Grâce à un accord de financement de 40 milliards de F Cfa avec la France, l’Etat de Côte d’Ivoire est en train de reconstruire le grand marché de la deuxième ville ivoirienne, qui avait totalement brûlé en 1998. Où en est le chantier ?
Le grand marché de Bouaké est en train de renaître de ses cendres. Et tout a été pensé pour qu’il ne connaisse plus d’incendie. En effet, ce marché de détail, le plus grand de la deuxième ville ivoirienne, avait totalement brûlé en février 1998 et n’avait pas été reconstruit. Les commerçants s’étaient réinstallés dans des échoppes de fortune. Mais il a encore connu les flammes en août 2019 et en janvier 2020, avant que les travaux de sa reconstruction totale ne démarrent en avril 2020, soit 24 ans après qu’il soit parti en fumée.

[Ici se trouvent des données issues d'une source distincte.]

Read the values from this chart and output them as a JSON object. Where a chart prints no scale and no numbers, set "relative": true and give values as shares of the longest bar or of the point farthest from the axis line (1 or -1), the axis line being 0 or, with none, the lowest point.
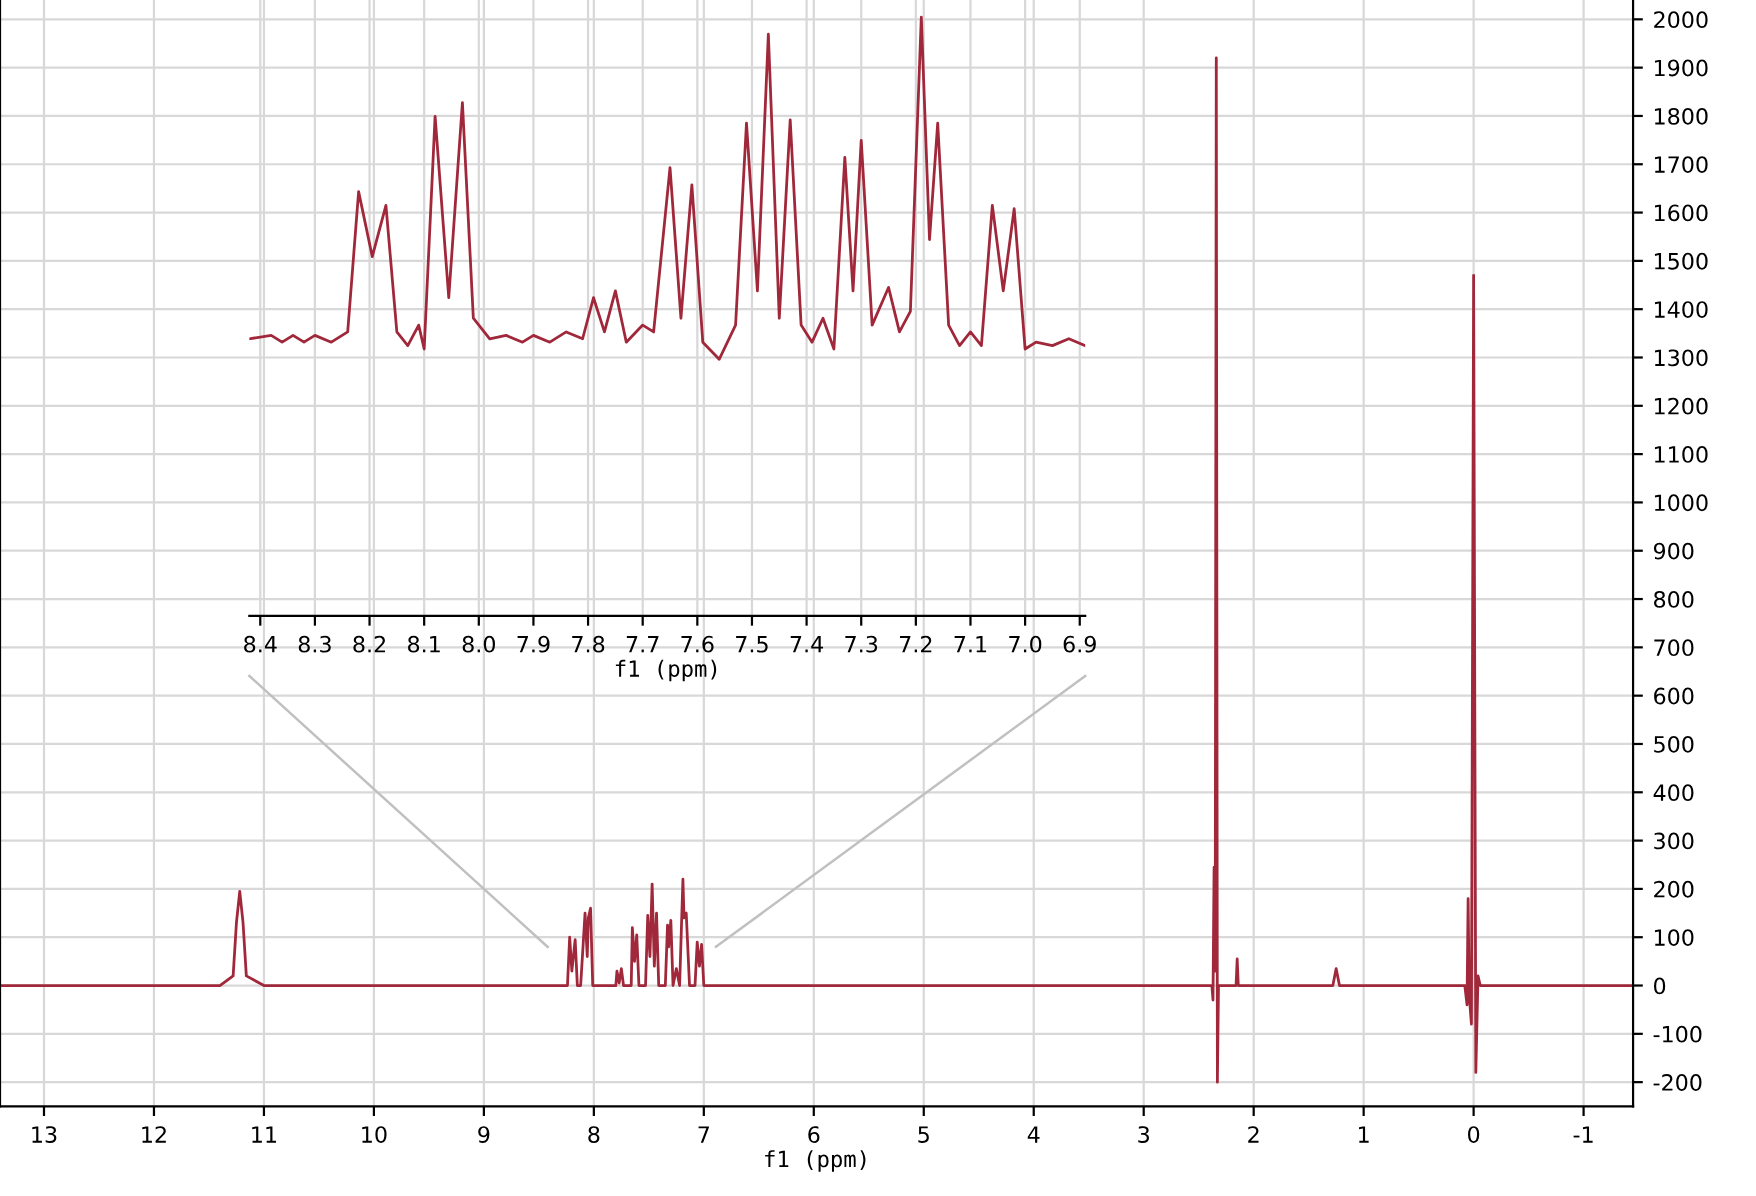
{
  "chart_data": [
    {
      "type": "line",
      "xlabel": "f1 (ppm)",
      "x": [
        13.4,
        11.4,
        11.28,
        11.25,
        11.22,
        11.19,
        11.16,
        11.0,
        8.4,
        8.24,
        8.22,
        8.2,
        8.17,
        8.15,
        8.12,
        8.08,
        8.06,
        8.05,
        8.03,
        8.01,
        7.9,
        7.8,
        7.79,
        7.77,
        7.75,
        7.73,
        7.66,
        7.65,
        7.63,
        7.61,
        7.59,
        7.53,
        7.51,
        7.49,
        7.47,
        7.45,
        7.43,
        7.41,
        7.35,
        7.33,
        7.32,
        7.3,
        7.28,
        7.25,
        7.22,
        7.19,
        7.18,
        7.16,
        7.13,
        7.08,
        7.06,
        7.04,
        7.02,
        7.0,
        6.9,
        2.5,
        2.38,
        2.37,
        2.36,
        2.35,
        2.34,
        2.33,
        2.32,
        2.3,
        2.2,
        2.16,
        2.15,
        2.14,
        1.35,
        1.28,
        1.25,
        1.22,
        0.2,
        0.08,
        0.06,
        0.05,
        0.04,
        0.02,
        0.0,
        -0.02,
        -0.04,
        -0.06,
        -1.45
      ],
      "values": [
        0,
        0,
        20,
        130,
        195,
        130,
        20,
        0,
        0,
        0,
        100,
        30,
        95,
        0,
        0,
        150,
        60,
        140,
        160,
        0,
        0,
        0,
        30,
        5,
        35,
        0,
        0,
        120,
        50,
        105,
        0,
        0,
        145,
        60,
        210,
        40,
        150,
        0,
        0,
        125,
        80,
        135,
        0,
        35,
        0,
        220,
        140,
        150,
        0,
        0,
        90,
        40,
        85,
        0,
        0,
        0,
        0,
        -30,
        245,
        30,
        1920,
        -200,
        0,
        0,
        0,
        0,
        55,
        0,
        0,
        0,
        35,
        0,
        0,
        0,
        -40,
        180,
        -20,
        -80,
        1470,
        -180,
        20,
        0,
        0
      ],
      "color": "#a0283a",
      "xlim": [
        13.4,
        -1.45
      ],
      "xticks": [
        13,
        12,
        11,
        10,
        9,
        8,
        7,
        6,
        5,
        4,
        3,
        2,
        1,
        0,
        -1
      ],
      "ylim": [
        -250,
        2040
      ],
      "yticks": [
        -200,
        -100,
        0,
        100,
        200,
        300,
        400,
        500,
        600,
        700,
        800,
        900,
        1000,
        1100,
        1200,
        1300,
        1400,
        1500,
        1600,
        1700,
        1800,
        1900,
        2000
      ],
      "grid": true
    },
    {
      "type": "line",
      "xlabel": "f1 (ppm)",
      "relative": true,
      "tick_labels": "x",
      "grid": "x",
      "color": "#a0283a",
      "x": [
        8.42,
        8.38,
        8.36,
        8.34,
        8.32,
        8.3,
        8.27,
        8.24,
        8.22,
        8.195,
        8.17,
        8.15,
        8.13,
        8.11,
        8.1,
        8.08,
        8.055,
        8.03,
        8.01,
        7.98,
        7.95,
        7.92,
        7.9,
        7.87,
        7.84,
        7.81,
        7.79,
        7.77,
        7.75,
        7.73,
        7.7,
        7.68,
        7.65,
        7.63,
        7.61,
        7.59,
        7.56,
        7.53,
        7.51,
        7.49,
        7.47,
        7.45,
        7.43,
        7.41,
        7.39,
        7.37,
        7.35,
        7.33,
        7.315,
        7.3,
        7.28,
        7.25,
        7.23,
        7.21,
        7.19,
        7.175,
        7.16,
        7.14,
        7.12,
        7.1,
        7.08,
        7.06,
        7.04,
        7.02,
        7.0,
        6.98,
        6.95,
        6.92,
        6.89
      ],
      "values": [
        0.06,
        0.07,
        0.05,
        0.07,
        0.05,
        0.07,
        0.05,
        0.08,
        0.49,
        0.3,
        0.45,
        0.08,
        0.04,
        0.1,
        0.03,
        0.71,
        0.18,
        0.75,
        0.12,
        0.06,
        0.07,
        0.05,
        0.07,
        0.05,
        0.08,
        0.06,
        0.18,
        0.08,
        0.2,
        0.05,
        0.1,
        0.08,
        0.56,
        0.12,
        0.51,
        0.05,
        0.0,
        0.1,
        0.69,
        0.2,
        0.95,
        0.12,
        0.7,
        0.1,
        0.05,
        0.12,
        0.03,
        0.59,
        0.2,
        0.64,
        0.1,
        0.21,
        0.08,
        0.14,
        1.0,
        0.35,
        0.69,
        0.1,
        0.04,
        0.08,
        0.04,
        0.45,
        0.2,
        0.44,
        0.03,
        0.05,
        0.04,
        0.06,
        0.04
      ],
      "xticks": [
        8.4,
        8.3,
        8.2,
        8.1,
        {
          "value": 8.0,
          "label": "8.0"
        },
        7.9,
        7.8,
        7.7,
        7.6,
        7.5,
        7.4,
        7.3,
        7.2,
        7.1,
        {
          "value": 7.0,
          "label": "7.0"
        },
        6.9
      ],
      "xlim": [
        8.42,
        6.89
      ]
    }
  ]
}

Les études techniques ont duré trois ans (2017-2020). Si elles ont pris autant d’années, c’est surtout pour éviter que le marché qui sera reconstruit ne brûle à nouveau. « L’Etat a tiré les leçons du passé », indique Abdramane Thiero, directeur de cabinet du maire de Bouaké, par ailleurs coordonnateur de la cellule locale d’exécution du projet. Son équipe et lui nous ont fait visiter le chantier, ce 15 septembre 2022.
La sécurité garantie dans la conception
Le futur marché qui comptera 8 000 places a déjà commencé à sortir de terre. Les Vrd et les fondations achevées, les travaux sont actuellement aux élévations. La structure est en béton armé et en acier, des matériaux solides qui résistent bien au feu. Où que l’on soit sur ce marché, il y a un accès à une allée ou une route carrossable. La maîtrise d’œuvre a travaillé dans une logique de porosité. De nombreux couloirs d’évacuation de plusieurs mètres de large séparent les différents modules et les cinq blocs qui constituent ce marché. Tous les sept mètres (en largeur) et les 26 mètres (en longueur), il y a une grande allée de dégagement carrossable qui joue le rôle de coupe-feu.

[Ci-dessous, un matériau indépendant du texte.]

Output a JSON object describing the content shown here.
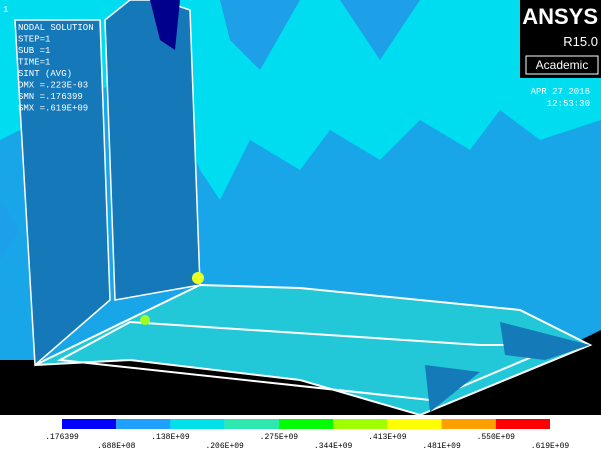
{
  "plot_index": "1",
  "info": {
    "lines": [
      "NODAL SOLUTION",
      "STEP=1",
      "SUB =1",
      "TIME=1",
      "SINT     (AVG)",
      "DMX =.223E-03",
      "SMN =.176399",
      "SMX =.619E+09"
    ]
  },
  "logo": {
    "name": "ANSYS",
    "release": "R15.0",
    "edition": "Academic"
  },
  "date": "APR 27 2016",
  "time": "12:53:30",
  "legend": {
    "labels": [
      ".176399",
      ".688E+08",
      ".138E+09",
      ".206E+09",
      ".275E+09",
      ".344E+09",
      ".413E+09",
      ".481E+09",
      ".550E+09",
      ".619E+09"
    ]
  }
}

Un bâtiment de sécurité abritant un poste de police, un de sapeurs-pompiers et un dispensaire est construit tout au centre. La charpente métallique garantit une résistance face à d’éventuelles flammes. Les câbles utilisés sont anti-feu et tout le câblage est fait de façon aérienne tout en haut de la charpente, pour éviter toute manipulation électrique par les commerçants. Elles ne seront réservées qu’à l’entreprise de gestion du marché qui sera recrutée par la mairie.

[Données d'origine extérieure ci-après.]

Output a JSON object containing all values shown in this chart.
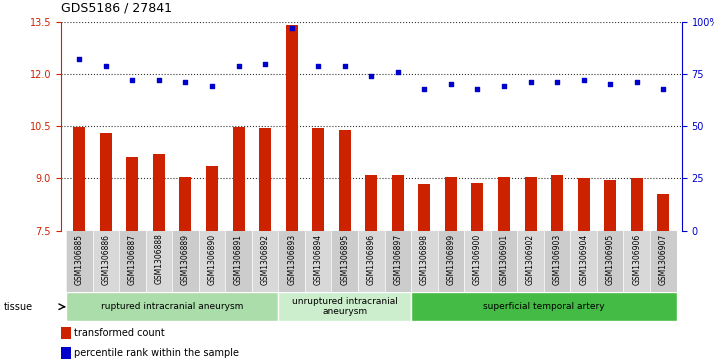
{
  "title": "GDS5186 / 27841",
  "samples": [
    "GSM1306885",
    "GSM1306886",
    "GSM1306887",
    "GSM1306888",
    "GSM1306889",
    "GSM1306890",
    "GSM1306891",
    "GSM1306892",
    "GSM1306893",
    "GSM1306894",
    "GSM1306895",
    "GSM1306896",
    "GSM1306897",
    "GSM1306898",
    "GSM1306899",
    "GSM1306900",
    "GSM1306901",
    "GSM1306902",
    "GSM1306903",
    "GSM1306904",
    "GSM1306905",
    "GSM1306906",
    "GSM1306907"
  ],
  "transformed_count": [
    10.48,
    10.3,
    9.6,
    9.7,
    9.05,
    9.35,
    10.48,
    10.45,
    13.42,
    10.46,
    10.38,
    9.1,
    9.1,
    8.85,
    9.05,
    8.87,
    9.05,
    9.05,
    9.1,
    9.0,
    8.95,
    9.0,
    8.55
  ],
  "percentile_rank": [
    82,
    79,
    72,
    72,
    71,
    69,
    79,
    80,
    97,
    79,
    79,
    74,
    76,
    68,
    70,
    68,
    69,
    71,
    71,
    72,
    70,
    71,
    68
  ],
  "ylim_left": [
    7.5,
    13.5
  ],
  "ylim_right": [
    0,
    100
  ],
  "yticks_left": [
    7.5,
    9.0,
    10.5,
    12.0,
    13.5
  ],
  "yticks_right": [
    0,
    25,
    50,
    75,
    100
  ],
  "ytick_labels_right": [
    "0",
    "25",
    "50",
    "75",
    "100%"
  ],
  "bar_color": "#cc2200",
  "dot_color": "#0000cc",
  "dotted_line_color": "#333333",
  "chart_bg": "#ffffff",
  "xtick_bg": "#cccccc",
  "groups": [
    {
      "label": "ruptured intracranial aneurysm",
      "start": 0,
      "end": 8,
      "color": "#aaddaa"
    },
    {
      "label": "unruptured intracranial\naneurysm",
      "start": 8,
      "end": 13,
      "color": "#cceecc"
    },
    {
      "label": "superficial temporal artery",
      "start": 13,
      "end": 23,
      "color": "#44bb44"
    }
  ],
  "tissue_label": "tissue",
  "legend_bar_label": "transformed count",
  "legend_dot_label": "percentile rank within the sample",
  "title_fontsize": 9,
  "tick_fontsize": 7,
  "sample_fontsize": 5.5,
  "group_fontsize": 6.5,
  "legend_fontsize": 7
}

Chaque box aura son compteur électrique. Ces box sont conçus de sorte à contenir, s’il en arrivait, tout départ de feu pendant 30 minutes au moins avant qu’il ne se propage. Et justement pour éviter toute propagation de feu, des Ria (Robinets d’incendie armé) ont été installés à l’entrée de chaque couloir. Deux grands réservoirs d’eau constamment remplis seront installés aux extrémités est et ouest du marché. Ils sont prévus pour les besoins sanitaires et aussi pour faire face à tout incendie. Enfin, un système de paratonnerre et un autre de détection d’incendie permettront aux pompiers qui feront la garde sur le marché avec un équipement moderne, de veiller efficacement sur tout le périmètre.
Exploitation responsable
Jusque-là, il s’agit de la conception. Dans la phase d’exploitation, les enjeux de sécurité seront aussi pris en compte. Selon Abdramane Thiero, certaines activités seront carrément interdites sur le marché. Notamment les activités nécessitant de créer un foyer, comme la confection de nourriture et la fabrication d’objets d’art. Toutefois, la restauration et les activités artisanales pourront y être menées, mais seulement en termes de service (la vente). Seront également interdites les constructions en bois ainsi que les produits inflammables.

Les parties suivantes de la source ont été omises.